Moskvin foi removido para uma clínica psiquiátrica, com sua estadia a ser revisada regularmente. Em fevereiro de 2013, uma audiência aprovou a extensão de seu tratamento psiquiátrico. O tratamento de Moskvin foi novamente prorrogado em abril de 2014 e novamente em julho de 2015. Em 2014, um porta-voz declarou: "Depois de três anos monitorando-o em uma clínica psiquiátrica, está absolutamente claro que Moskvin não está mentalmente apto para o julgamento... Ele será, portanto, mantido para tratamento psiquiátrico na clínica." Em setembro de 2018, os médicos de Moskvin declararam que ele não era mais perigoso e solicitaram ao Tribunal Distrital Leninsky de Nizhny Novgorod que o liberasse para atendimento ambulatorial em casa; no entanto, em fevereiro de 2019, uma avaliação psiquiátrica subsequente descobriu que era muito cedo para liberar Moskvin, e o hospital retirou sua petição.

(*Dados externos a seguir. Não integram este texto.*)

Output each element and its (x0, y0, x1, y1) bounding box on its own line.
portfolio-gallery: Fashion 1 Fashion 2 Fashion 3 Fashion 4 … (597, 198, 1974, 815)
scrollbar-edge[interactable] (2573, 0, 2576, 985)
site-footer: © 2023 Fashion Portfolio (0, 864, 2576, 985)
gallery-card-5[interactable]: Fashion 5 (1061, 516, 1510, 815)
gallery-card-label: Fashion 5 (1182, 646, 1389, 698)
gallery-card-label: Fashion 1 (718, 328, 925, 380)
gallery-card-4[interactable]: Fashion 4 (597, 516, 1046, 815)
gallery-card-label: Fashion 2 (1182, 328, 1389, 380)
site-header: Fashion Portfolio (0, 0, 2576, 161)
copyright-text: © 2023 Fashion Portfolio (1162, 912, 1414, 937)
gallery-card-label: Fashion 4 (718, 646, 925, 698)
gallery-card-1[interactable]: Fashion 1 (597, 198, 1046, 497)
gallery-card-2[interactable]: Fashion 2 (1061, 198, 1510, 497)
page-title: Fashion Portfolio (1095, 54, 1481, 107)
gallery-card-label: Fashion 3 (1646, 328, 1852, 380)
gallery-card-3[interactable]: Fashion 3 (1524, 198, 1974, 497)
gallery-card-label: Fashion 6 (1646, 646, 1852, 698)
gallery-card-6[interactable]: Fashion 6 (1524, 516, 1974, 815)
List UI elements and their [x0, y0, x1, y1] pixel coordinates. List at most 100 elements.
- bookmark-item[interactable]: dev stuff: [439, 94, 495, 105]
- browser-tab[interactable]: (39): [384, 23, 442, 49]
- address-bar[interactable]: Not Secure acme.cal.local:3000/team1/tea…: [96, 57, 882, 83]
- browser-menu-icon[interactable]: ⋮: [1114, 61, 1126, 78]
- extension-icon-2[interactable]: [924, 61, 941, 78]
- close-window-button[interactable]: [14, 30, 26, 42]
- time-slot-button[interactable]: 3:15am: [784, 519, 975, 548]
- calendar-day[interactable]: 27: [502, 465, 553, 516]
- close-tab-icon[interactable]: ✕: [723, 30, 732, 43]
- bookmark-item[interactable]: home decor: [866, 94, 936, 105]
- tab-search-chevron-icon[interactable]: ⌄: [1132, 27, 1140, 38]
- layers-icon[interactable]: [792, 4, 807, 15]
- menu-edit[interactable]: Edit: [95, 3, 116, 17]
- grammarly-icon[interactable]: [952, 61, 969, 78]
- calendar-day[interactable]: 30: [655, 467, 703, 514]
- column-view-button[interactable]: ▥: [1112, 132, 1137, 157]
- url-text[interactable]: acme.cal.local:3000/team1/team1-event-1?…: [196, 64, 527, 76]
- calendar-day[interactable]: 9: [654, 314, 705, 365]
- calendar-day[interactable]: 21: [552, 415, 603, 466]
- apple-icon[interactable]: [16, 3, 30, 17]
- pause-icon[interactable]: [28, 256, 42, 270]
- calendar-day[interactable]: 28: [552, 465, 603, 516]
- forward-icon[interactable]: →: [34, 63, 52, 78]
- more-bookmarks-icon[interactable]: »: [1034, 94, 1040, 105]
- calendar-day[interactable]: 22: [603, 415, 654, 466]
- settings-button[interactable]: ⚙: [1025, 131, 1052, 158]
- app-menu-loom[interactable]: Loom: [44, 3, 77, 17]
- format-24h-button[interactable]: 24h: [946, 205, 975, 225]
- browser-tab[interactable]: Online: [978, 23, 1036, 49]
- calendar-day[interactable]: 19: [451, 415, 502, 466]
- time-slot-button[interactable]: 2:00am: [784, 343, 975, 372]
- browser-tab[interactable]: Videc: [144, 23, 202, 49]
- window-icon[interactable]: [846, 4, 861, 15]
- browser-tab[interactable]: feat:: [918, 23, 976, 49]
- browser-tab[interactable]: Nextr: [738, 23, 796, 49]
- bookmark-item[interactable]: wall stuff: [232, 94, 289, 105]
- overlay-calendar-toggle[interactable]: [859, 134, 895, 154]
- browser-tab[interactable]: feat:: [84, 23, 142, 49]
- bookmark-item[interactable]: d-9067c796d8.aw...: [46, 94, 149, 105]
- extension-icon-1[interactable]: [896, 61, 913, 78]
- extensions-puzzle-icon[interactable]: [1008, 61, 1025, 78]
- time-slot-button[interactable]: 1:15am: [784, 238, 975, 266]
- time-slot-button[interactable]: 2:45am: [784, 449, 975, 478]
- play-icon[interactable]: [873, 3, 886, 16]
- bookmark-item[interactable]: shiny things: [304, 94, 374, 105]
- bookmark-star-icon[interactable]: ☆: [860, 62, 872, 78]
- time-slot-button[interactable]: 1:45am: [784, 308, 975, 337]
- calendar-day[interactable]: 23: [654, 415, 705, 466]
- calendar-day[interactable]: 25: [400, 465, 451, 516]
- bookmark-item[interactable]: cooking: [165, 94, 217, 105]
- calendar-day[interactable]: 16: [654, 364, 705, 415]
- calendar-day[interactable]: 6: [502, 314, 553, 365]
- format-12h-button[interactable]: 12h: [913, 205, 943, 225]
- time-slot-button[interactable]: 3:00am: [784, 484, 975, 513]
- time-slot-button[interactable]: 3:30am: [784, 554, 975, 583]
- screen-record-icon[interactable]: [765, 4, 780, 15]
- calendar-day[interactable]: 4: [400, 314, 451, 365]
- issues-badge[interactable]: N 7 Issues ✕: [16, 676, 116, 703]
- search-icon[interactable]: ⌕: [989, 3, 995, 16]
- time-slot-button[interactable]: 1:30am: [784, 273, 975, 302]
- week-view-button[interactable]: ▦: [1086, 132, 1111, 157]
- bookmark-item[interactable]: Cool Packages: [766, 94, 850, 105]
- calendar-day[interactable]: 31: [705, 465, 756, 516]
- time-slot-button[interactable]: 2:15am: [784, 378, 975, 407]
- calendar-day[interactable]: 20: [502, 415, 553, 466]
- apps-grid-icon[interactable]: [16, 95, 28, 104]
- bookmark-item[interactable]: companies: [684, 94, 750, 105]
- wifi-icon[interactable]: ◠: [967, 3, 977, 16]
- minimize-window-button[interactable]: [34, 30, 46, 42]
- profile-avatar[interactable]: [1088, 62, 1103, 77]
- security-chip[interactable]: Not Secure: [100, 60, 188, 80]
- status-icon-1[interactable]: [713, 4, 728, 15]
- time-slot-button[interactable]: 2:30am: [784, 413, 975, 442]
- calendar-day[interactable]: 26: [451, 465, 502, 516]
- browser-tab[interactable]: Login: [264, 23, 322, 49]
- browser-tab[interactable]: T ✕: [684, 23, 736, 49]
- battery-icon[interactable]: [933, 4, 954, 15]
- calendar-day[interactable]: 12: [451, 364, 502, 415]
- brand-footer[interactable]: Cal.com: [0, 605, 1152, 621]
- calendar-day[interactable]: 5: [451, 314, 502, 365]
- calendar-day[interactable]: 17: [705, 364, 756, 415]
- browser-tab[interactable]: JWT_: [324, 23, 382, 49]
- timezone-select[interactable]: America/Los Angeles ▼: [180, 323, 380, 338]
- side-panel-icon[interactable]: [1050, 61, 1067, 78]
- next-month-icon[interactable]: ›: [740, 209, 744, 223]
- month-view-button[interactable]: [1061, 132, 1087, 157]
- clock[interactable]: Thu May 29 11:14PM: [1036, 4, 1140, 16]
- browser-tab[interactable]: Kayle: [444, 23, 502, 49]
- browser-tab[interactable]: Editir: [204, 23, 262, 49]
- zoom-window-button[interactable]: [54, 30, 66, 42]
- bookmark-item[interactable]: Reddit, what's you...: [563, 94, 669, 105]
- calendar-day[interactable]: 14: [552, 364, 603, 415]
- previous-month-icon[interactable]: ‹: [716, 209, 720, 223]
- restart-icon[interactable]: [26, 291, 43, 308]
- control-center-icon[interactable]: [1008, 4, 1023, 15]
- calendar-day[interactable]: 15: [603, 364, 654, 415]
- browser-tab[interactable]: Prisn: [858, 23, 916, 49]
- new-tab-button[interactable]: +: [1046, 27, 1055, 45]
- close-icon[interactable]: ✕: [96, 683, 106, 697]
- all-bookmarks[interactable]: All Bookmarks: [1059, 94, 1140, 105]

Em uma entrevista após sua prisão, Moskvin afirmou que sentia grande simpatia pelas crianças mortas e achava que elas poderiam ser trazidas de volta à vida pela ciência ou pela magia negra. Como especialista em cultura celta, Moskvin aprendeu que os antigos druidas dormiam em túmulos para se comunicar com os espíritos de seus mortos. Ele também estudou a cultura dos povos da Sibéria, em particular os antigos iacutos, e descobriu que eles tinham uma prática semelhante para se comunicar com os mortos. Moskvin começou a procurar obituários de crianças recentemente falecidas. Quando encontrava um obituário que "falava" com ele, ele dormia no túmulo da criança para determinar se o espírito desejava ser trazido de volta à vida. Moskvin alegou que fazia isso há cerca de vinte anos e insistiu que, quando começou, nunca cavou uma sepultura sem a "permissão" da criança enterrada ali. À medida que envelhecia, tornou-se fisicamente doloroso para ele dormir nos túmulos, então ele começou a trazer os corpos para casa, onde seria mais confortável dormir perto deles. Ele esperava que os espíritos estivessem mais dispostos a falar em um lar seguro e acolhedor e que pudessem ser mais fáceis de ouvir quando não estivessem mais no subsolo.